Merchants were offering £1 a month carry but most said there was little trading taking place as most users had secured supplies through to the end of the season.
London wheat futures escaped most of the effects of profit-taking by investors this week after investment bank Goldman Sachs recommended its clients reduce positions in commodities.
While this caused greater movement in other markets – Chicago May wheat slid 4.9% to just over $7.59 a bushel – London wheat showed little change, with November 2011 contracts trading £1.25/t lower.
Goldman Sachs’ advice seems to have been driven predominantly by its assessment of oil prices. Reports said the bank remained bullish about food commodities.
Frontier Agriculture’s trading director Jon Duffy said: “Something like the Goldman Sachs statement can move markets quite quickly, but at some point fundamentals have to rule, and that is what we’re seeing on old crop wheat at the moment.”
Old crop wheat was effectively sold out, Mr Duffy said, and it was accepted the UK would have to import wheat before the end of the season. “Exactly how much will just be a function of whether harvest is early or late.”
Most traders agree the new-crop market is searching for the next weather event or piece of news to give it fresh direction.
But the dry spring across most of Europe was not yet cause for concern, Mr Duffy said. “The drought has not yet begun to impact on yield. The focus is not Europe at the moment, but the US.”
Chris Tye, of Dalmark Grain, said new crop prices had also been influenced by last Friday’s report from the US Department of Agriculture. While US maize stocks were left unchanged, the USDA put wheat stocks up 0.93m tonnes at 183m tonnes.

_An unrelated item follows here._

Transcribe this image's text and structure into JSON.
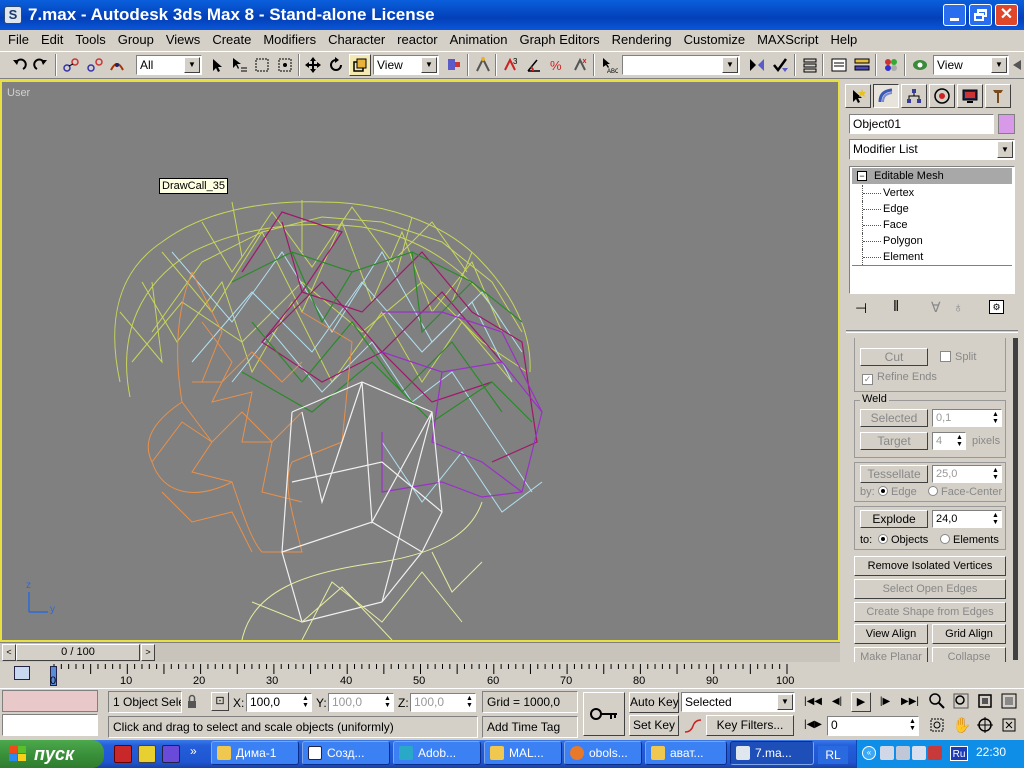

With November 2011 feed wheat futures struggling to regain £170/t, new crop feed wheat was worth £160/t ex-farm, Mr Tye said.
Sterling fell to a five-and-a-half month low against the euro on Tuesday 12 April after an unexpected reduction in Consumer Price Index inflation weakened expectations of an interest rise in May.
While this rise should aid UK exports to eurozone countries, Jonathan Lane, trading manager at Gleadell Agriculture, said the UK had no surplus left to sell and was already pricing itself out of export deals. “We believe that to the end of March, exports were approaching 2.5m tonnes – compared with an exportable surplus in the 2010 crop of 1.3-1.4m tonnes.”
If sterling remains weaker against the euro, imports will begin to look expensive and may put upward pressure on prices for any remaining UK stocks this summer.